Homegoing,
Michelle Markey Butler, 417 pages
Doctora Bann had thought she would live out the rest of her
life at the Roth’s castle, helping build a library and promote the lost art of
reading in his kingdom. But when an impossibly tall ship brings a letter from
the unknown land of Saradena, promising that they will return in one year, Bann
must travel to places she’d thought she’d left behind years ago to embark on a
frenzy of research in ancient, moldering texts. Where is Saradena? What are the
Henrican observances? As the neighboring kingdoms, each of which has received a
similar letter, prepare for war, Doctora Bann must dig deep into the troubled
past – not just the Three Kingdoms’, but her own.
What a fascinating surprise! A high fantasy novel about a
medieval scholar. Doctora Bann must translate ancient texts and struggle with
mouse-eaten, incomplete texts – only guessing and hoping that the information
she seeks even exists.
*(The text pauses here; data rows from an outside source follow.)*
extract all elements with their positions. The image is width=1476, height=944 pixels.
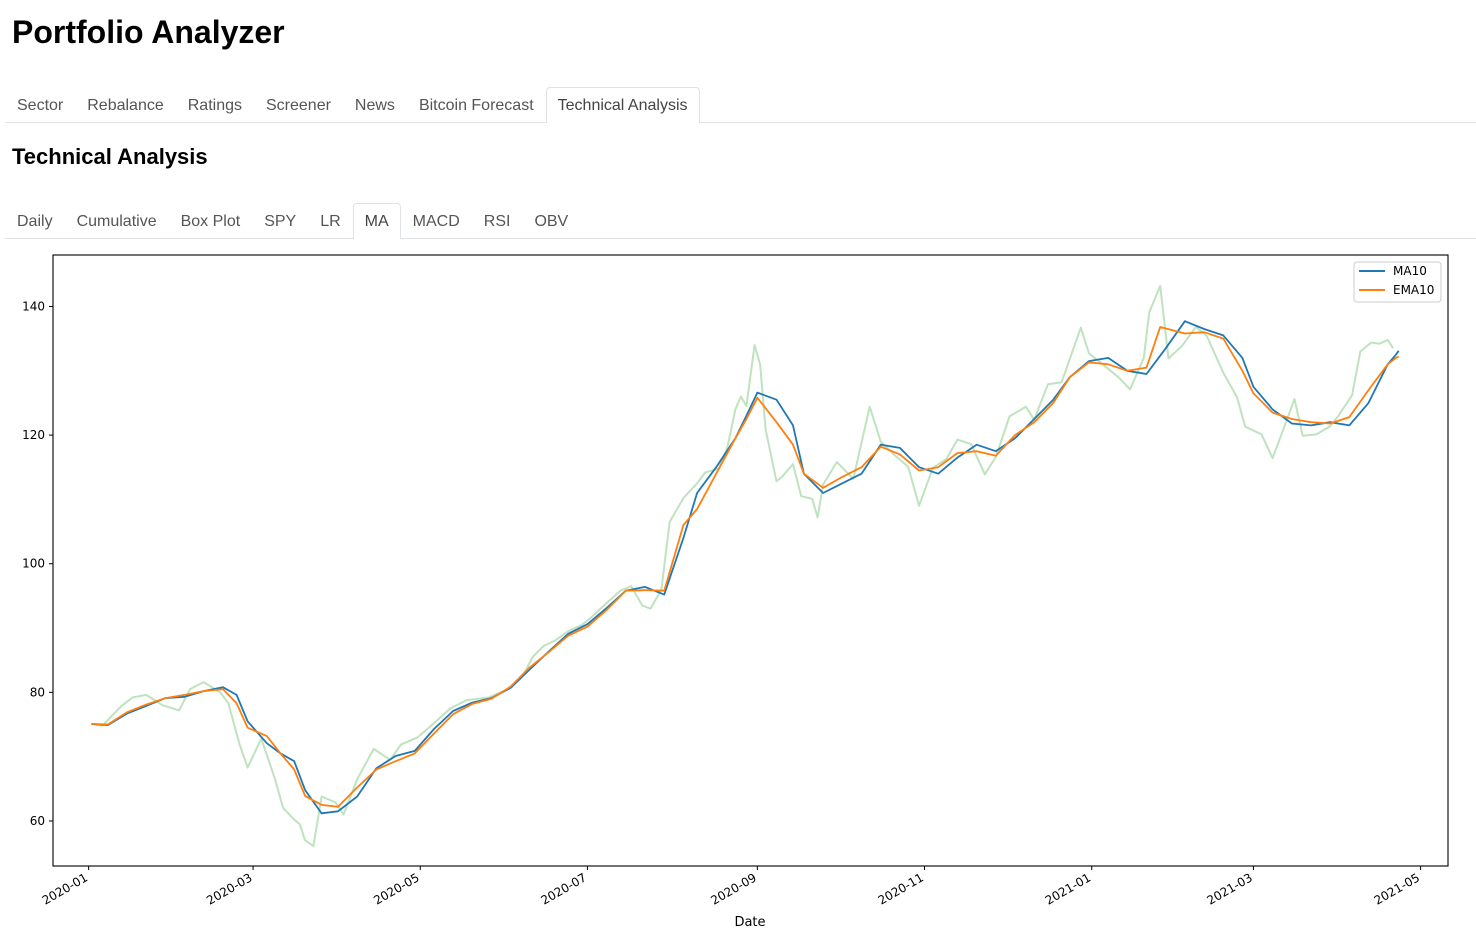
tab-news[interactable]: News (354, 97, 395, 114)
subtab-rsi[interactable]: RSI (483, 213, 511, 230)
subtab-obv[interactable]: OBV (534, 213, 569, 230)
y-tick-label: 60 (30, 814, 45, 828)
subtab-lr[interactable]: LR (320, 213, 341, 230)
tab-sector[interactable]: Sector (17, 97, 64, 114)
y-tick-label: 100 (22, 557, 45, 571)
legend-label-ema10: EMA10 (1393, 283, 1434, 297)
x-axis-label: Date (734, 915, 765, 930)
x-tick-label: 2021-01 (1043, 870, 1093, 907)
x-tick-label: 2020-05 (371, 870, 421, 907)
sub-tab-bar: Daily Cumulative Box Plot SPY LR MA MACD… (5, 202, 1476, 239)
series-line-ema10 (91, 326, 1400, 808)
subtab-ma[interactable]: MA (352, 203, 401, 239)
x-tick-label: 2021-03 (1204, 870, 1254, 907)
x-tick-label: 2020-07 (539, 870, 589, 907)
subtab-box-plot[interactable]: Box Plot (180, 213, 241, 230)
x-tick-label: 2020-11 (876, 870, 926, 907)
main-tab-bar: Sector Rebalance Ratings Screener News B… (5, 86, 1476, 123)
series-line-price (91, 284, 1395, 848)
tab-bitcoin-forecast[interactable]: Bitcoin Forecast (418, 97, 534, 114)
subtab-macd[interactable]: MACD (412, 213, 460, 230)
subtab-daily[interactable]: Daily (17, 213, 53, 230)
subtab-spy[interactable]: SPY (264, 213, 297, 230)
tab-ratings[interactable]: Ratings (187, 97, 242, 114)
legend-label-ma10: MA10 (1393, 264, 1427, 278)
subtab-cumulative[interactable]: Cumulative (76, 213, 157, 230)
x-tick-label: 2021-05 (1372, 870, 1422, 907)
x-tick-label: 2020-09 (708, 870, 758, 907)
series-layer (91, 284, 1400, 848)
plot-area (52, 254, 1449, 867)
series-line-ma10 (91, 320, 1400, 815)
tab-screener[interactable]: Screener (266, 97, 331, 114)
y-tick-label: 120 (22, 428, 45, 442)
app-title: Portfolio Analyzer (12, 14, 285, 50)
y-tick-label: 80 (30, 685, 45, 699)
x-tick-label: 2020-01 (40, 870, 90, 907)
tab-technical-analysis[interactable]: Technical Analysis (545, 87, 700, 123)
moving-average-chart: 60 80 100 120 140 2020-01 2020-03 2020-05 2020-0… (22, 254, 1449, 930)
y-tick-label: 140 (22, 299, 45, 313)
tab-rebalance[interactable]: Rebalance (87, 97, 164, 114)
legend: MA10 EMA10 (1353, 261, 1442, 303)
section-heading: Technical Analysis (12, 144, 208, 169)
x-tick-label: 2020-03 (204, 870, 254, 907)
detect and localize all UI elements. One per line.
And it is deeply engrossing.
Bann is a marvelous heroine – intelligent and resourceful, irritable and impatient,
and constantly tempering her fascination with the ancient texts she uncovers
with her pressing deadline. The worldbuilding is fairly standard, but
well-executed, with bare hints of hidden depths. The only thing that took me
out of the story Butler paints is the unfortunate abundance of typos. I’m not
sure if the editor just skimmed through the final draft or if it’s a cunningly
metatextual commentary on the fallibility of scribes (Bann must decipher the
handwritten texts and is impeded by errors), but there are many, many typos.
Apart from that, I thought this was a very well done book, refreshingly
different from standard high fantasy plots.